Most of the books can be found online and downloaded for free, though occasionally they borrow books from libraries.

They meet every week for an hour and a half at one of the members’ homes, deliberately varying the location to avoid scrutiny in a country where women’s freedoms have been severely curtailed.

Parwana sometimes has to climb a hill just to get a strong enough internet connection on her phone to download the book they’re reading. But it’s worth it, she says, and she has the support of her elder brother, who’s told her to keep at it, no matter what. “The excitement I feel for these sessions is indescribable,” she says.

All the members of the reading circle had their hopes for an education dashed by the return of the Taliban. They’re among the more than 2 million women and girls deprived of schooling in the four years since a ban was introduced, according to UNICEF, which has warned of “catastrophic” consequences for the country as a whole.

“Reading has always been an integral part of my life,” says the group’s coordinator Darya, 25, who was in her third year of a language and literature degree course when the Taliban closed universities to women. “When I read, I feel as if I’m in another world – the characters, the places, nature… Sometimes I cry with the story, sometimes I laugh. But always, books have given colour to my life.”

Darya says The Year of Turmoil had a particularly strong impact on her. “This novel narrates years full of pressure and restriction. Noushafarin represents those who are caught in such times,” she says.
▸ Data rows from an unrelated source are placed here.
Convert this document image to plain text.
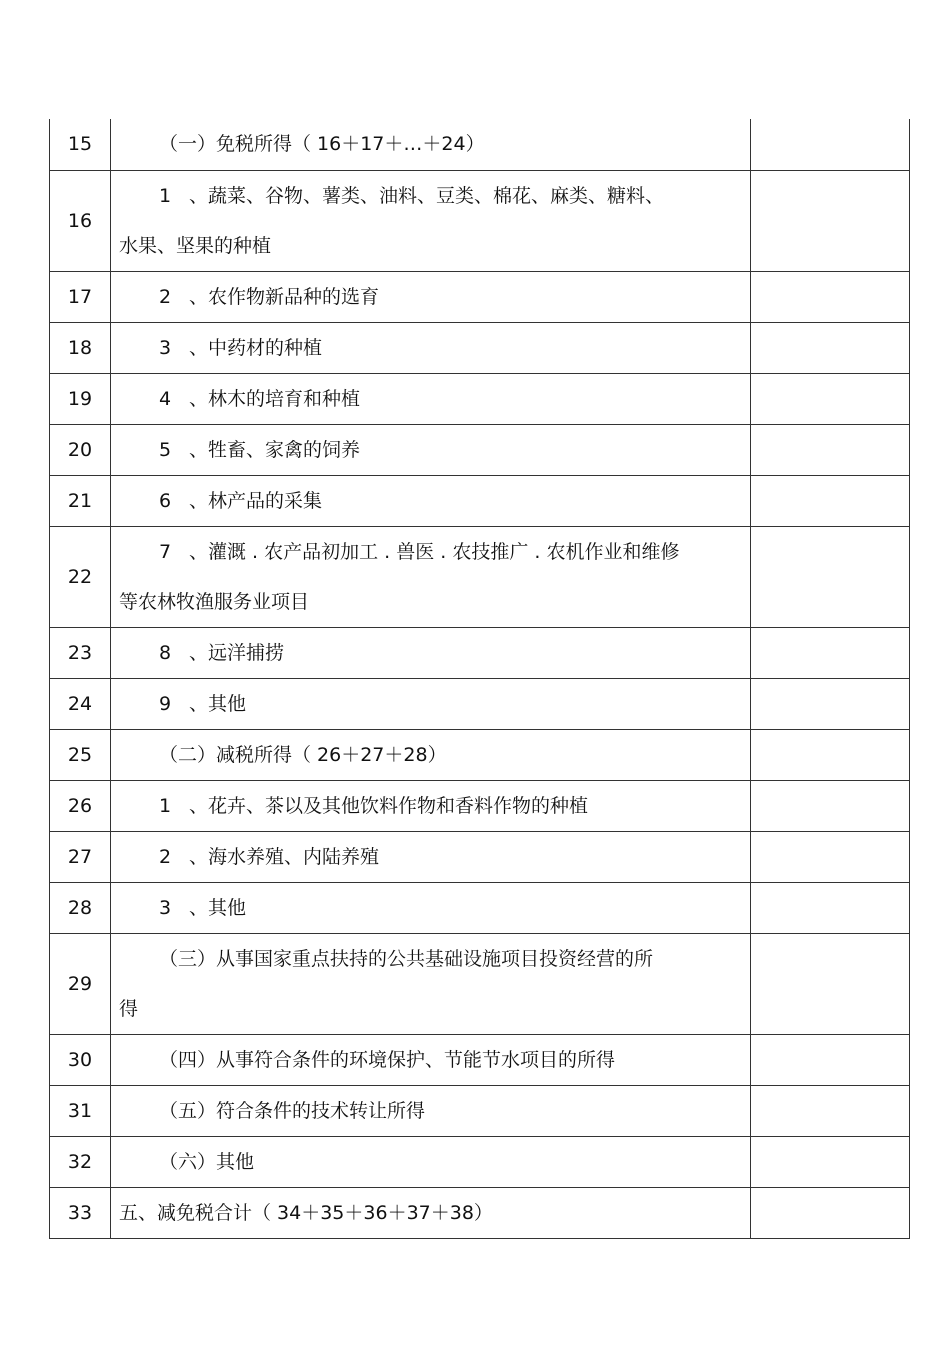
15	（一）免税所得（ 16＋17＋…＋24）	

16	1 、蔬菜、谷物、薯类、油料、豆类、棉花、麻类、糖料、
水果、坚果的种植	

17	2 、农作物新品种的选育	

18	3 、中药材的种植	

19	4 、林木的培育和种植	

20	5 、牲畜、家禽的饲养	

21	6 、林产品的采集	

22	7 、灌溉 . 农产品初加工 . 兽医 . 农技推广 . 农机作业和维修
等农林牧渔服务业项目	

23	8 、远洋捕捞	

24	9 、其他	

25	（二）减税所得（ 26＋27＋28）	

26	1 、花卉、茶以及其他饮料作物和香料作物的种植	

27	2 、海水养殖、内陆养殖	

28	3 、其他	

29	（三）从事国家重点扶持的公共基础设施项目投资经营的所
得	

30	（四）从事符合条件的环境保护、节能节水项目的所得	

31	（五）符合条件的技术转让所得	

32	（六）其他	

33	五、减免税合计（ 34＋35＋36＋37＋38）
“Her situation mirrors the lives of people in today’s Afghanistan – people grappling with educational restrictions, social repression, and political pressure. Like the characters in the novel, we keep hope alive through resistance and learning,” she says.

Roya, another member, explains the purpose of the circle this way: “Most women who accept oppression do so because they are unaware of their rights. The books we read are about suffering, choice, and standing up to force – things we ourselves live with every day.”

Morwarid, 22, says many women in today’s Afghanistan resemble Noushafarin, who she sees as “trapped between tradition, religious power and social judgment”.

“She transforms from a silent woman into an aware human being. Her fate shows that, in such an environment, the very desire to choose is a form of resistance,” says Morwarid, who won a place at Balkh University in northern Afghanistan to study law and political science, but wasn’t able to take it up before the ban was introduced.

“The very night I was supposed to leave for Balkh, universities were closed to women,” she says. “I cried until morning. Life became dark for me. Through reading and this group, I gradually emerged from that nightmare.”

Her dream was to become a lawyer. Now, she says Thursdays are the most important day of her week: “This circle has kept me away from many of life’s hardships.”

Tellingly, the book she has liked the most is The Old Man and the Sea, a story of survival.

Of the importance of reading for women, she says: “If a woman is aware, a family is aware. An aware woman raises aware children. The Taliban fear aware women. To confront the Taliban, one must become aware and grow – all together.”

Outside, the restrictions continue. But in this small room, in the company of books, are young women who believe that reading itself is a form of resistance.